Proposed legislation would help set water use benchmark for Indiana
Voluntary water use reporting system clears Indiana Senate unanimously.

Indiana currently has limited data at best, and little data in all reality, about how much total water supply exists in the state. A bill moving in the Indiana legislature would set up a voluntary reporting network so that the state could begin to establish a baseline of water quantity that exists in Indiana aquifers.

Related: Indiana Ag Director McKinney Emphasizes Water Quality

Quantify Indiana water: A bill that passed the Senate so far would set up a voluntary network for recording aquifer levels to start the process of quantifying Indiana's water resources. John Dooms, St. Joseph County, uses irrigation like the rig in the background on sandy soils.

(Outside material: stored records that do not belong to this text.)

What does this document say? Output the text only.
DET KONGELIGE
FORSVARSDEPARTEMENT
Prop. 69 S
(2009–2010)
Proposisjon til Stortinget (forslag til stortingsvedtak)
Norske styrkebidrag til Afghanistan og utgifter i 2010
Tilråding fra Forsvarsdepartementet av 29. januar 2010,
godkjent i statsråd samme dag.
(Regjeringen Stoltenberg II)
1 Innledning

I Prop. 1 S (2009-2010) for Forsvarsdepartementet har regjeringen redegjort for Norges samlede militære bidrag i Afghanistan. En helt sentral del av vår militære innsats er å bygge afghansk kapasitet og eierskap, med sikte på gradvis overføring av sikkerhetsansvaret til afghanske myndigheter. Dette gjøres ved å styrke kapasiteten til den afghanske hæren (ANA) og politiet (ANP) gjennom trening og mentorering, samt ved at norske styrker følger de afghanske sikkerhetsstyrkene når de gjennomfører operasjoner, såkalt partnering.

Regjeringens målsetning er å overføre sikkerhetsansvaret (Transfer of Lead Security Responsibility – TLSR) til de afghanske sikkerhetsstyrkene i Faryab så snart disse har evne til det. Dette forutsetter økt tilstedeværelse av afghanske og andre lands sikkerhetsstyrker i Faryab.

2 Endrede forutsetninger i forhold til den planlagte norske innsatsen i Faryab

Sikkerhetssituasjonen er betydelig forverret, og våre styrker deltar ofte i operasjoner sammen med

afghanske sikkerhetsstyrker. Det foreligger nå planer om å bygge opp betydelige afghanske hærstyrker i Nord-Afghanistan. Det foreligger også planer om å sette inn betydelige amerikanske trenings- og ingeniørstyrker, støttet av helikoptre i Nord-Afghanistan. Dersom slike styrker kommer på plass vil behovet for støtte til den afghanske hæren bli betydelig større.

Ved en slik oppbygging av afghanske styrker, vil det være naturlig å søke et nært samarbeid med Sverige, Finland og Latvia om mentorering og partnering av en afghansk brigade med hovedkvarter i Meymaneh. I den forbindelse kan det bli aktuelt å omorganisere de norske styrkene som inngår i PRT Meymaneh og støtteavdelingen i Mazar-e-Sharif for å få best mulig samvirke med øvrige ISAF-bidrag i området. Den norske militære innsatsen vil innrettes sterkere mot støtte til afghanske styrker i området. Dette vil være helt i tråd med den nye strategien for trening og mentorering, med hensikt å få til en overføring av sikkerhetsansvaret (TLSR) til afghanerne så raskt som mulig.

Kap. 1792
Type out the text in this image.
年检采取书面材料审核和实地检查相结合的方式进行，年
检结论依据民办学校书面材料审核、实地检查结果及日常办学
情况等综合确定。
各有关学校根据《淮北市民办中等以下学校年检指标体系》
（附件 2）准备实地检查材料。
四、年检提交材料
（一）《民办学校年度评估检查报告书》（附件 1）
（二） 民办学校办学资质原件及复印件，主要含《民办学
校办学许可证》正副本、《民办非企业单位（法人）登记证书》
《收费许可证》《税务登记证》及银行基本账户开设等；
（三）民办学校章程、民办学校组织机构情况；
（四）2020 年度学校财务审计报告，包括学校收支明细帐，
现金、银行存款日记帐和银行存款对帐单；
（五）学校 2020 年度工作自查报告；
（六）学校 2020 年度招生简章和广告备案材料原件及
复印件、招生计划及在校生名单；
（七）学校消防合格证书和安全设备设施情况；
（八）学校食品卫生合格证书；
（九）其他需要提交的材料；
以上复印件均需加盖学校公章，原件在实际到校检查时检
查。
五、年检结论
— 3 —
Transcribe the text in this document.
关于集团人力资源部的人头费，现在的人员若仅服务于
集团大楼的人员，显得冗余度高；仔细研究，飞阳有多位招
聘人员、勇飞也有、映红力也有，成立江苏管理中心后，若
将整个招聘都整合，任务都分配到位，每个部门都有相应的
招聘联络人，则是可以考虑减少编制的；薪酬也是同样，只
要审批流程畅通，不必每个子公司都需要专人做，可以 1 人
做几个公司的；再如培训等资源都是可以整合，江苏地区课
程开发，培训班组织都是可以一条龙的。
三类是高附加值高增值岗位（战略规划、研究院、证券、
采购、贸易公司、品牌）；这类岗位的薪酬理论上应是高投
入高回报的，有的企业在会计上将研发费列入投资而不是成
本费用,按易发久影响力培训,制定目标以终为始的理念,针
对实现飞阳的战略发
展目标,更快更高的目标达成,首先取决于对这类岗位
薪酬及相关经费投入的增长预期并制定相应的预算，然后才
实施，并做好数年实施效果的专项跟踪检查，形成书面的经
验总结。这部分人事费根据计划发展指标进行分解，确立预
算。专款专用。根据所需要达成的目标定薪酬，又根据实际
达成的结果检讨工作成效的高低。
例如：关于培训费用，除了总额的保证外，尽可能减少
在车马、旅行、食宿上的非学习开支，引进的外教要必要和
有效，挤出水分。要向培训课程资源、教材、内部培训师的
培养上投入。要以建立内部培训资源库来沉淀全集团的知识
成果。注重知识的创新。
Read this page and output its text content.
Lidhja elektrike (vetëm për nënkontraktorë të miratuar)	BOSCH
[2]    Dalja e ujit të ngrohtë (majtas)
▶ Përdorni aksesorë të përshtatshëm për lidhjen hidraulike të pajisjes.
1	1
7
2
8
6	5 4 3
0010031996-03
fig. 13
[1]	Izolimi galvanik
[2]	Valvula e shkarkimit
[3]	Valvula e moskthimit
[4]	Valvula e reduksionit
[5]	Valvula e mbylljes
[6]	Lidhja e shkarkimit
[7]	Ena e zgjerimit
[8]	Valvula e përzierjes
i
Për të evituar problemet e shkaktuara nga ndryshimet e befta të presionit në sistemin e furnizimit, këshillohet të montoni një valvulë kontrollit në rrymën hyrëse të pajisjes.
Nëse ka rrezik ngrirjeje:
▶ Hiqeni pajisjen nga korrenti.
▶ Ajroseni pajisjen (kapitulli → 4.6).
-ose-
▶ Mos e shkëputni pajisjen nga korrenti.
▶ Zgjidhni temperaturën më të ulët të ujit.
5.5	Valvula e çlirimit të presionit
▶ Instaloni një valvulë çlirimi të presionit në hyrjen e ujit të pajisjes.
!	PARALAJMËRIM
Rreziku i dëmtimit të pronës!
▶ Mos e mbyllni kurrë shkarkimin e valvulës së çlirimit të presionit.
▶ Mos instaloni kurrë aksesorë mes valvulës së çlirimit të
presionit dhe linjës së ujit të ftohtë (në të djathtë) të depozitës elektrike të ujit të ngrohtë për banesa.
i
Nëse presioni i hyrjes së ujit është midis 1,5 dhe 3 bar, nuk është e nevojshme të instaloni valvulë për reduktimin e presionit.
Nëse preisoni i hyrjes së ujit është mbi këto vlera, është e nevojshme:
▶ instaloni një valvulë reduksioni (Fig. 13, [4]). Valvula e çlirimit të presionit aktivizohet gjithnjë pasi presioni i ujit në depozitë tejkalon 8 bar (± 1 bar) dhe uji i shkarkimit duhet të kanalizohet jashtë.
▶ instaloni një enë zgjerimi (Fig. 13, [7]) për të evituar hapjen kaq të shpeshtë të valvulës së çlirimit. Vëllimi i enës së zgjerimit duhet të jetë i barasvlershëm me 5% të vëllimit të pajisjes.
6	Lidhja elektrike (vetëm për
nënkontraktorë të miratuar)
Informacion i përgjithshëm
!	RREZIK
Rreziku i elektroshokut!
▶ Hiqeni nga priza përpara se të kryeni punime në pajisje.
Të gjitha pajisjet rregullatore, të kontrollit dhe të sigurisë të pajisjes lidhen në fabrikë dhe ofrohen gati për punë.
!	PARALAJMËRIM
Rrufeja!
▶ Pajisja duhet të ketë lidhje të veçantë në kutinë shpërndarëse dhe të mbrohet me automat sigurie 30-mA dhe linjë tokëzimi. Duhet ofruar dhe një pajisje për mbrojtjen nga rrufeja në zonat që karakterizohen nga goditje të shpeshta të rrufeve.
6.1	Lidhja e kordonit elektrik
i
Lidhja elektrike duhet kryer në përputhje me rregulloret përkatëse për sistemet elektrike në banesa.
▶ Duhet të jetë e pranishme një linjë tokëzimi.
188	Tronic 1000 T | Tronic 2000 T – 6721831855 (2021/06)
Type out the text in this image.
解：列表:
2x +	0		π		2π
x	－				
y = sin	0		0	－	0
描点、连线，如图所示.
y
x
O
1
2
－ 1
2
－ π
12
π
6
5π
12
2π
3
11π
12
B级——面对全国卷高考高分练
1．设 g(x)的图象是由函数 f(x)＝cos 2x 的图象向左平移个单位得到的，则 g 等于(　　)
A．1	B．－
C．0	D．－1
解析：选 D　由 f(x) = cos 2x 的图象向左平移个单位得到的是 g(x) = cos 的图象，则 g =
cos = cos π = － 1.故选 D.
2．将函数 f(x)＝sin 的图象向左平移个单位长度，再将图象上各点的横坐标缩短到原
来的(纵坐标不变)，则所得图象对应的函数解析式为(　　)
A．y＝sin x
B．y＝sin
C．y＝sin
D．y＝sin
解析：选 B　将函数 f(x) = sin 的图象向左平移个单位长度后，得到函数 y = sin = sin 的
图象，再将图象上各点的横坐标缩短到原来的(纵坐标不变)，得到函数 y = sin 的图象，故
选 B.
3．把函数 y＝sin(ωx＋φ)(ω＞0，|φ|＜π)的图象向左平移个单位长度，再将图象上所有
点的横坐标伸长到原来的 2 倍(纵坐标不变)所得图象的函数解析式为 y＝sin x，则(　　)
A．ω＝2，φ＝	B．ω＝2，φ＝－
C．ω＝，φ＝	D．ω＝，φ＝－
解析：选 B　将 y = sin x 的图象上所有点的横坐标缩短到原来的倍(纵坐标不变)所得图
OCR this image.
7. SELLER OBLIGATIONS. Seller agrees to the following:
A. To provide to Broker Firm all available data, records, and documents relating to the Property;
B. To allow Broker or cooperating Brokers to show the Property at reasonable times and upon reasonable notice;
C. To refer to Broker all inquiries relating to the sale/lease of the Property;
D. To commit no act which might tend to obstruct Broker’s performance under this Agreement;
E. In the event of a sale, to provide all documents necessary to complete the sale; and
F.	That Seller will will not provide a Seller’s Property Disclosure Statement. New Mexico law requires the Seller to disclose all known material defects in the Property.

"We believe that would be good for agriculture," says Justin Schneider, a legislative specialist with Indiana Farm Bureau, Inc. "Right now many people assume that agriculture is the biggest user of water in the state due to irrigation and livestock operations. What data we do have suggests that's not the case. Instead, agriculture only uses a small percentage of the water.

"If a data reporting network is set up and other industries also report, then the public should get a clearer picture of how much water we have in the state," Schneider says.

State Senator Ed Charbonneau, R-Valparaiso, authored the bill. He chairs the Environmental Affairs Committee in the Senate. The bill received a hearing, passed out of committee, and was recently approved by a vote of 50 to zero in the Senate. The Indiana House will take up the bill in March when bills that pass one house go to the other house.

Some farmers are already measuring water levels on their own, Schneider says. One way to do it is with a measuring tape with a sensor on the end. It is simply lowered into the well to measure depth to water. There are other methods, but it's a reasonably simple process however it is done, he says.

The Indiana Department of Natural Resources and the U.S. Geological Survey already have limited data. They currently monitor 37 wells across the state. At one time this number was about 100, but budget cuts knocked the number back, Schneider says. He believes the voluntary network, if the legislation passes, could help fill the gap in gathering data need to set a baseline for water quantity in the state.